How to limit DB2 query results to retrieve records for single identifier value at a time

Need Help with DB2 Query Modification

I’m working on a data processing task where I need to pull information from multiple database tables and send it to another system. My current query works but returns too many records at once.

Current Setup:

  • Orders table: contains order_id, item_seq, process_date, description, notes
  • Items table: has order_id, category, ship_date
  • Status table: includes order_id, step_num, update_date

Right now I’m using this query structure:

select order_id, item_seq, process_date, description, notes, category, ship_date, step_num, update_date
  from orders
    left outer join items
      on (orders.order_id = items.order_id) and (orders.item_seq = items.item_seq)
    left outer join status  
      on (orders.order_id = status.order_id)
  where process_date = '2019-01-01'
Except
select order_id, item_seq, process_date, description, notes, category, ship_date, step_num, update_date
  from orders
    left outer join items
      on (orders.order_id = items.order_id) and (orders.item_seq = items.item_seq) 
    left outer join status
      on (orders.order_id = status.order_id)
  where process_date = '2019-01-01'
    and orders.notes = 'COMPLETE'

This returns hundreds of rows across many different order numbers. But I want to process one order at a time. How can I modify this to only get records for the first order_id, then after I process those and update their status, the next query run would get the next order_id?

For example, if my result set has orders 1001, 1002, 1003, I want just the 1001 records first time, then 1002 records next time, etc.

add order by order_id limit 1 to your query, but you’ll need to track which orders u’ve already processed. store the last processed order_id somewhere and use where order_id > last_processed_id in your next query.

I encountered a similar challenge when building an order processing system. A solution that proved effective was adding a processing_status column to your orders table, allowing values such as ‘PENDING’, ‘PROCESSING’, and ‘COMPLETE’. Whenever you retrieve an order, change its status to ‘PROCESSING’, and then to ‘COMPLETE’ upon finishing.
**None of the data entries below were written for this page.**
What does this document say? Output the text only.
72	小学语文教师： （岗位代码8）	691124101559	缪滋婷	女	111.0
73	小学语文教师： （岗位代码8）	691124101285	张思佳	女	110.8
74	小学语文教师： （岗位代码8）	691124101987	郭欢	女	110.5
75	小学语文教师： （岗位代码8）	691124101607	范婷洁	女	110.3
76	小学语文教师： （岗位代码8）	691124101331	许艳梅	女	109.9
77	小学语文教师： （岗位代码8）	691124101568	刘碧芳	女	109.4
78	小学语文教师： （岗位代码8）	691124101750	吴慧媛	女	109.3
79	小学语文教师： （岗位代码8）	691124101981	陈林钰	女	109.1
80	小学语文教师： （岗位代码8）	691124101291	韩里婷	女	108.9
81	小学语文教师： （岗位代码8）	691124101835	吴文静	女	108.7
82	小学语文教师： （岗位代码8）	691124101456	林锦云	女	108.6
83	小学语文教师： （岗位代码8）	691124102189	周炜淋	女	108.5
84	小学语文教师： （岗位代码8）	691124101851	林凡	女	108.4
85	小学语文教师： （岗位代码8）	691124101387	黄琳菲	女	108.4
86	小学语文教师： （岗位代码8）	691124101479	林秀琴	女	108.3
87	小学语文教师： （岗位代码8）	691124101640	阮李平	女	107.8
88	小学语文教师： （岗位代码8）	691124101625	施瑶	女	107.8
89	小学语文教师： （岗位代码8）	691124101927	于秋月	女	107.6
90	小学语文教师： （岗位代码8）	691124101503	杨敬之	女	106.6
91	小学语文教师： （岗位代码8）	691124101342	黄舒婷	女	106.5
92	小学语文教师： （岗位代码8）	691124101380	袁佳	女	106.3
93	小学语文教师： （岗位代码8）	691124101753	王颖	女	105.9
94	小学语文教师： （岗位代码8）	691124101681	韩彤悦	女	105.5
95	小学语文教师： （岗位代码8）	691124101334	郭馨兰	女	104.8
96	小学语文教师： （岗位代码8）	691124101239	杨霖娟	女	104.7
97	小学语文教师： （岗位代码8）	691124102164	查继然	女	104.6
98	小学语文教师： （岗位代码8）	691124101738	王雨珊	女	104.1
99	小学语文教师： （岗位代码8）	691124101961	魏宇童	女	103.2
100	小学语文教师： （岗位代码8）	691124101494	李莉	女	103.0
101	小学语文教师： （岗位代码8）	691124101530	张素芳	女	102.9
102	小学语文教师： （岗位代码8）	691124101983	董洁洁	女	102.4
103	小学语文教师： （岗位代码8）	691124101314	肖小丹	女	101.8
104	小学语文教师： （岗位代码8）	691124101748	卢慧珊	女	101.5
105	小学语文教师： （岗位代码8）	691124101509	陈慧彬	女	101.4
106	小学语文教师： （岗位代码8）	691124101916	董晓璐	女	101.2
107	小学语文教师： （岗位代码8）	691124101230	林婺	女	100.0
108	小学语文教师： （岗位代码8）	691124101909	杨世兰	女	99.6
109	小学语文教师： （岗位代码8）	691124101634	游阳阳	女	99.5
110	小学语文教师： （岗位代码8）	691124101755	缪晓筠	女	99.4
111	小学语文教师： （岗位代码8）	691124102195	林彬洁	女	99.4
Your query can then be simplified to: SELECT * FROM orders WHERE processing_status = 'PENDING' ORDER BY order_id FETCH FIRST 1 ROWS ONLY. This approach is advantageous over tracking last processed IDs, as it offers better handling of failures and concurrent processing. In case of a crash during processing, you can easily identify and retry any orders stuck in the ‘PROCESSING’ state.

Interesting problem! What if processing fails halfway through an order though? Got any rollback mechanism for partial processing? Also - are you running this multi-threaded where different processes might grab the same order at once?